Yeah man, this be one serious accident. It's a good thing I was doing all that coke and acid a few minutes ago, or else I wouldn'ta had the super-human strength to lift a car, or the ability to summon those Norwegian-speaking flamingoes that stopped to help. The giant hammers only wanted to eat my appendix. Squirrels! Squirrels!

However, any street cred that act of heroism may have gained ODB in the ER was quickly dissolved by his actions the following night at the Grammy Awards. After losing the award for Best Rap Album to Puff Daddy, he ascended the stage during Shawn Colvin's acceptance speech and fired off a passionate rebuke to the masses. Due to the high content of adult language, all expletives will be replaced by the phrase [monkey doodle]:

All you [monkey doodle]s can [monkey doodle] my [monkey doodle]. If any of you [monkey doodle]s even knew what a [monkey doodle] song was, you'd all be [monkey doodle]ing my [monkey doodle]. If there were any [monkey doodle] justice in the [monkey doodle] world, Puff [monkey doodle] would be [monkey doodle]ing my [monkey doodle] right now. Oh God, these [monkey doodle]ing robot monkeys are [monkey doodle]ing my [monkey doodle]!!

Not even changing his name to Big Baby Jesus could help ODB escape controversy. It was around this time that he switched from spending the majority of his time in prison to spending the entirety of his time in prison. His 1999 album, N*gga Please, was recorded in a variety of rooms around the prison, including his cell, the shower room, and the yoga studio. Later that year during one of his brief visits to the outside world, he was arrested when a search of his car revealed the trunk to contain 300 pounds of cocaine, 100 pounds of marijuana, and the Lindbergh baby, now an old man.

But none of his previous legal woes would compare to the events of October 2000, when he pulled a daring, Steve McQueen-esque escape and fled from court-mandated drug rehab, spending the rest of the month as a wanted fugitive.
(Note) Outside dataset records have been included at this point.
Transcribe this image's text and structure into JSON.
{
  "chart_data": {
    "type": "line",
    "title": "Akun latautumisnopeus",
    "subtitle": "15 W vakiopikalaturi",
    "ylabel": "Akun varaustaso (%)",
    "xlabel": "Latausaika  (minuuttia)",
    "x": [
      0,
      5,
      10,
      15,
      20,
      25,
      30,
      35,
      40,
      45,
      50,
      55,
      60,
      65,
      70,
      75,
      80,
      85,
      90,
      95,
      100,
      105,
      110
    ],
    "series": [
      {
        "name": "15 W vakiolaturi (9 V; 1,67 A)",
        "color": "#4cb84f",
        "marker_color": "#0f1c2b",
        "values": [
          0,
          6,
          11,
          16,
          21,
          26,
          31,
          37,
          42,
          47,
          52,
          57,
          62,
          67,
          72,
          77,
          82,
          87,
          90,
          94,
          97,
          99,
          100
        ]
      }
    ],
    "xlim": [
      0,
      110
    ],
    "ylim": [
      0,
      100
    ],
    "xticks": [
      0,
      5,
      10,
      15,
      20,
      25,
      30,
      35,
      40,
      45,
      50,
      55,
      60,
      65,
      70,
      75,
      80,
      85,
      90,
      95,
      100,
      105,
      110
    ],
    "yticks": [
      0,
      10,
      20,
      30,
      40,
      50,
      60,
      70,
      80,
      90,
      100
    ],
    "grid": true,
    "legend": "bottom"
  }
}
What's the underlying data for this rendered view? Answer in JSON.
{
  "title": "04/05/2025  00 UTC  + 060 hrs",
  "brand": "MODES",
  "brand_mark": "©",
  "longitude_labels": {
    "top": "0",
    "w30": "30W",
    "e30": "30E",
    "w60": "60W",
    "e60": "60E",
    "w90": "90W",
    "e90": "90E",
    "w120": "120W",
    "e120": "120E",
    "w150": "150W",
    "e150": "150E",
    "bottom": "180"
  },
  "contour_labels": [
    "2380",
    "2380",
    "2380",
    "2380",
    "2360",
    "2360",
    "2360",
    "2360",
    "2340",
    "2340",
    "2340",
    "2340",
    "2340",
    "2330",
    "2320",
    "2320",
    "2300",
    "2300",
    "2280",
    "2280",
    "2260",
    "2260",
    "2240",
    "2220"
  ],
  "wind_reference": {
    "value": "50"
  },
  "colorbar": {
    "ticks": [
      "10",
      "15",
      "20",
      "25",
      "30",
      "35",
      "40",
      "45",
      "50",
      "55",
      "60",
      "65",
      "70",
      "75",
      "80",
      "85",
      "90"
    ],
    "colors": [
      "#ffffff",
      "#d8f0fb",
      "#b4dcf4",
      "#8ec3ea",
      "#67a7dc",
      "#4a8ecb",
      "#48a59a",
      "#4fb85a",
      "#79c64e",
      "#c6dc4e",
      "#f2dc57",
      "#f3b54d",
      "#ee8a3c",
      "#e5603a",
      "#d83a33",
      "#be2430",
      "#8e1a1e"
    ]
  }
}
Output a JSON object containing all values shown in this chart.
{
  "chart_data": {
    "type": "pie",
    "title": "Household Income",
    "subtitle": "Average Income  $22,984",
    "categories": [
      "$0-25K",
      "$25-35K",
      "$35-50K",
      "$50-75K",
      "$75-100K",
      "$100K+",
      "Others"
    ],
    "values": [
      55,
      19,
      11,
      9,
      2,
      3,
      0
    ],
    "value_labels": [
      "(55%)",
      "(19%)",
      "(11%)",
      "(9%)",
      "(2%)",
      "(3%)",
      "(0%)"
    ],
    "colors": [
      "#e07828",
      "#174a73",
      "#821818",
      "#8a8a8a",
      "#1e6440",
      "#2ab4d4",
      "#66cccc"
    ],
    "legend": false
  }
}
Not even repeated pleas from John Walsh and Robert Stack were able to bring him in. He was finally arrested in a McDonald's parking lot after the insane craving for a Big Mac that had been grawing out the back of his eyeballs for 9 days became too much to handle. He was once again sent to prison, where he remained until 2003. He had been recording a new album up until the time of his death, though it's unclear whether the tentative title of Man, Oh Man, Have I Ever Done A Lot Of Drugs: The Even More Drug Years will remain unchanged.

Yes, it was a long road for the man who had been shot no fewer than 3 times, arrested no fewer than 33 times, and whose eventual demise was brought about by demented disco monkeys eating his appendix. As a fellow world-famous celebrity, I can relate to the hardships that Dirty faced throughout his tumultuous career, as well as the difficulty in understanding Norwegian, especially as spoken by acid-enduced flamingo hallucinations. Ol' Dirty Bastard - you shall be dearly missed.

Also, Puffy Daddy is a [monkey doodle]. He totally stole that [monkey doodle]ing Grammy.

* The events in this paragraph are all true, save approximately 25% of the quote.